Again she placed the blame squarely on Boxer. Boxer is the Chairwoman of the Senate Environment and Public Works Committee. Fiorina said it is Boxer's job to get that water turned on, but Boxer refused to do it.
"We must protect our frogs and our fish," she said, "we must protect our families as well."
Fiorina added that her first act as a senator would be to walk into senior Sen. Dianne Feinstein's office and get the water turned on.
She closed by saying it's time for a change: "We have to change the people we send to Washington. These are important and consequential times; this is a time for us to stand up and say and reaffirm what it is we believe in, who it is we are, and who we stand with...."
Whitman followed. She did not mention her Democratic opponent Jerry Brown by name, but did make one reference to "my opponent" and his lack of Latino-focused ads -- though the SEIU is certainly running ads in support of Brown, and in Spanish, hitting Whitman for the controversy surrounding her hiring of an undocumented worker, who worked in her home for nine years.

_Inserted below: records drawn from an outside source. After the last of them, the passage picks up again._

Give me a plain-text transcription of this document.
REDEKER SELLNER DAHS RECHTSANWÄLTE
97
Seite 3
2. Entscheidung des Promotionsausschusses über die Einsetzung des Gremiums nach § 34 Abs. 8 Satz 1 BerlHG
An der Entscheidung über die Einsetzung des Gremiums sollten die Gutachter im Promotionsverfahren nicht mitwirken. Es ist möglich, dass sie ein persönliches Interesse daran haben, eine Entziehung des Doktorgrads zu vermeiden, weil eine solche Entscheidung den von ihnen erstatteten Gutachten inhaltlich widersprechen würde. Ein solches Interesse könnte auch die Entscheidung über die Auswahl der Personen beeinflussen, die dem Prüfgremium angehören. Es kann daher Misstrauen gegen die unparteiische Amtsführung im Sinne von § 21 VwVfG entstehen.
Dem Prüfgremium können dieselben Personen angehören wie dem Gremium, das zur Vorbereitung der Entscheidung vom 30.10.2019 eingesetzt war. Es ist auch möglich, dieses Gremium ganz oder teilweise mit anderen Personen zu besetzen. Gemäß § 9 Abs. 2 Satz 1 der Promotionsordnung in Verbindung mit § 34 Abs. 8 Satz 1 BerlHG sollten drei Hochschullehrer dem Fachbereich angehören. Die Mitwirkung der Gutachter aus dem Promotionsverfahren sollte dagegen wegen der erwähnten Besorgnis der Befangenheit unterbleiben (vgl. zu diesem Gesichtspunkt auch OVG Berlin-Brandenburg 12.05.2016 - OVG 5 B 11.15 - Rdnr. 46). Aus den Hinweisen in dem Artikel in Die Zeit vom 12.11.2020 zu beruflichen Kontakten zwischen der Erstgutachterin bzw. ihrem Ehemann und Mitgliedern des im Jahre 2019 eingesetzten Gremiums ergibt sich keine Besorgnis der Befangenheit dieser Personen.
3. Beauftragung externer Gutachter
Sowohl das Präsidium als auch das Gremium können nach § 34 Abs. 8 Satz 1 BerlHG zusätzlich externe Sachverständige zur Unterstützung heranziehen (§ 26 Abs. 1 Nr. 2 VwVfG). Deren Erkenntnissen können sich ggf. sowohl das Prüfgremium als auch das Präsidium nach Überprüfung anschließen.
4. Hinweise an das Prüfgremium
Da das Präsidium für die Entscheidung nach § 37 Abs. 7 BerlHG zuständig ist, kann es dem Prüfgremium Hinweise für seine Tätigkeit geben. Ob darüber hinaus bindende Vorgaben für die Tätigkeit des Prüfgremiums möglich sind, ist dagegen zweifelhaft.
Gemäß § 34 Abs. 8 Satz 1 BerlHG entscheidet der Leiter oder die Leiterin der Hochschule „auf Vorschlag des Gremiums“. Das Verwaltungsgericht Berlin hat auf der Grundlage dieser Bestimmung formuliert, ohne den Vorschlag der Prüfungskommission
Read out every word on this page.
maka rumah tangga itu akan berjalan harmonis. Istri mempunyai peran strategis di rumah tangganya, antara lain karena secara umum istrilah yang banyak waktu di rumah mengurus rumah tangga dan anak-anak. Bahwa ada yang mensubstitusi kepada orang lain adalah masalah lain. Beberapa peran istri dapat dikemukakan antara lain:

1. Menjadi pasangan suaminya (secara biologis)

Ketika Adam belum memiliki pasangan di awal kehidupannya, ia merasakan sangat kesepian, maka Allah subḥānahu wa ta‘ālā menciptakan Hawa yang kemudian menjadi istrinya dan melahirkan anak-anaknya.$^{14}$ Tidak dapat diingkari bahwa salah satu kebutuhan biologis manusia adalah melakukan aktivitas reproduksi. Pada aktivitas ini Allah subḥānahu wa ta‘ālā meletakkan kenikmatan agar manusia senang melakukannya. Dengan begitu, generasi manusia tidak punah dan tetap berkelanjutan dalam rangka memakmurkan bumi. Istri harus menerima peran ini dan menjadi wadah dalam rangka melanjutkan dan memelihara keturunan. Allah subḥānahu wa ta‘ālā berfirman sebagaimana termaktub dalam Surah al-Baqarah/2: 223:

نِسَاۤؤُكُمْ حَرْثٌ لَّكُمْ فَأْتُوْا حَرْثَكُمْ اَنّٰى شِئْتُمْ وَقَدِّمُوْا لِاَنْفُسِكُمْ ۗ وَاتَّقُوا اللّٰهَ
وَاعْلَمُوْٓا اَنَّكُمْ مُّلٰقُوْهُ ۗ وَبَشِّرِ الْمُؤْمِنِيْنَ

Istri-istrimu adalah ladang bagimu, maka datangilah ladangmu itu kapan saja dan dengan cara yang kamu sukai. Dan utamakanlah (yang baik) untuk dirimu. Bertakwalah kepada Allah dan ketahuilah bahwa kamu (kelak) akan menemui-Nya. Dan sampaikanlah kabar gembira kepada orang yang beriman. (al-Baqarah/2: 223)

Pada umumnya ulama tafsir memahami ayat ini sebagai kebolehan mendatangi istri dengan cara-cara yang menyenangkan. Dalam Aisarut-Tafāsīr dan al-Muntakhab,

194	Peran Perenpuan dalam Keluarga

There was no mention of the former housekeeper or the Brown voice mail in which a Brown staffer can be heard referring to Whitman as a "whore."
"Now I don't have to tell you that we have an exciting election coming in 25 days," said an animated Whitman, "and we are in the home stretch, and you know what, we are going to win this thing."
Whitman framed the election as a battle for the soul of California: "Do we want to move forward? Do we want a beacon on the future, or do we want the same old policies of the past? I vote for the future. I bet you vote for the future."
Making her pitch to the Latino crowd, Whitman said, "Here is what every Californian tells me, every Latino Californian tells me, they want California to be great again." She added, "I want to work with Latinos; I can't win the election without the Latino vote."
She promised that Latinos will have a seat at the table in her administration.
She pointed out that the unemployment rate for Latinos is 17%, far exceeding the national average of 9.6%. "One-in-four Latinos are unemployed in California, and that just breaks my heart as it breaks yours."
She also promised to take on the failing California school system: "We are going to take on the leadership of the California Teachers Association, and we are going to get this done... . We are going to put more control into the hands of parents and local school districts. We are going to get the Sacramento bureaucracy out of the way."